Ce n'est qu'après une série de performances remarquables qu'il a réussi à intégrer officiellement l'équipe nationale.
Questions fréquentes sur la désertion des athlètes cubains et le cas de Hayla González
Pourquoi Hayla González a-t-elle décidé de quitter la délégation cubaine en Espagne ?
Hayla González, une athlète cubaine prometteuse, a quitté la délégation en raison des restrictions imposées par les autorités sportives cubaines qui limitaient ses aspirations sportives et personnelles. Son départ s'inscrit dans une tendance croissante de défections d'athlètes cubains à la recherche de meilleures opportunités à l'étranger, fatigués d'un système qui ne leur permet pas de se développer pleinement.
Comment la constante désertion de ses athlètes affecte-t-elle le sport cubain ?
La désertion continue d'athlètes provoque une hémorragie de talents qui affaiblit les performances des délégations cubaines dans les compétitions internationales. De plus, cela oblige à renouveler constamment les équipes avec des sportifs jeunes et inexpérimentés, ce qui limite les chances de succès dans des événements sportifs de haut niveau.
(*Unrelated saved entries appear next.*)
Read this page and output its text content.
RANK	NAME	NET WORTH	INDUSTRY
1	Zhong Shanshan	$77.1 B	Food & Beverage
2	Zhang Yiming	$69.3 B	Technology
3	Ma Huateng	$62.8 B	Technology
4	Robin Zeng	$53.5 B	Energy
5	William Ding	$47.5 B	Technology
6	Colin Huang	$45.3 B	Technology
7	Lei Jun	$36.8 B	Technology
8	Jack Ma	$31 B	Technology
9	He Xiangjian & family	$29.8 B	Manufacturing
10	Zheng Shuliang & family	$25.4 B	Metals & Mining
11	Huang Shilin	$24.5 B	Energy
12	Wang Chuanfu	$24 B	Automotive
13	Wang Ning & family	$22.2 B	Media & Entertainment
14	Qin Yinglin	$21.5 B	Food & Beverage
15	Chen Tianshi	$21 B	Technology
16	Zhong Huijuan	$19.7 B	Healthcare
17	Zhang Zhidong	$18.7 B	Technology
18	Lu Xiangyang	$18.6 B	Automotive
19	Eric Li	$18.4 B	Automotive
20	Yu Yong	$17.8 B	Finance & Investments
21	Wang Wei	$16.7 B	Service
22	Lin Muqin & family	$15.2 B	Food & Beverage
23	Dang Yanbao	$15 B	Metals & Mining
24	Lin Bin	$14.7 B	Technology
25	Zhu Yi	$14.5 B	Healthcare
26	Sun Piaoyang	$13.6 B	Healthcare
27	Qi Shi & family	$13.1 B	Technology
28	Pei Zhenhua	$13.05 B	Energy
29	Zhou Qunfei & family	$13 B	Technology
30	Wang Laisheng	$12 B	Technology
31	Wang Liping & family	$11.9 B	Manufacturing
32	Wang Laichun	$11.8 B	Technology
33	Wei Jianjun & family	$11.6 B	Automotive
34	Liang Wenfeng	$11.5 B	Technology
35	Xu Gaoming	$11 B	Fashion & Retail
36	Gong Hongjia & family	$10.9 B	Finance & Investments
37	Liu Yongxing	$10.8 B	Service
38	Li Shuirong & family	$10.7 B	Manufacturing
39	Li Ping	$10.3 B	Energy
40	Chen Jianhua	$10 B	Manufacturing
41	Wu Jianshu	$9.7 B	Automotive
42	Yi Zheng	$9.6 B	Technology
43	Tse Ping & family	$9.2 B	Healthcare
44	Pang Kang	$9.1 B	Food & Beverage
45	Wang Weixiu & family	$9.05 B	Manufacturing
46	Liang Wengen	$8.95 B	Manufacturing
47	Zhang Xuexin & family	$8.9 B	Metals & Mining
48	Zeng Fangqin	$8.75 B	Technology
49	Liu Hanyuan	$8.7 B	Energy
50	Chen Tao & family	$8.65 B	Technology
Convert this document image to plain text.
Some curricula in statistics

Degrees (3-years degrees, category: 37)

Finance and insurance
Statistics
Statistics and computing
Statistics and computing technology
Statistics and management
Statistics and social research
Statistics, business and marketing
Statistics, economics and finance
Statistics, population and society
Quelles sont les principales raisons derrière l'exode des athlètes cubains ?
Les raisons principales sont la recherche de liberté, de meilleures conditions économiques et d'opportunités professionnelles qu'ils ne trouvent pas à Cuba. Les athlètes sont souvent confrontés à des restrictions significatives dans leur carrière, ce qui les pousse à quitter l'île à la recherche d'un avenir plus prometteur dans d'autres pays.
Quelles autres défections récentes ont marqué le sport cubain ?
En plus de Hayla González, d'autres défections récentes incluent Marys Patterson, heptathlonienne qui a quitté la délégation en Europe, ainsi que plusieurs lutteurs et handballeurs qui ont quitté leurs équipes au Mexique. Ces fuites reflètent une tendance constante et croissante chez les athlètes cubains qui choisissent de quitter l'île à la recherche de nouvelles opportunités.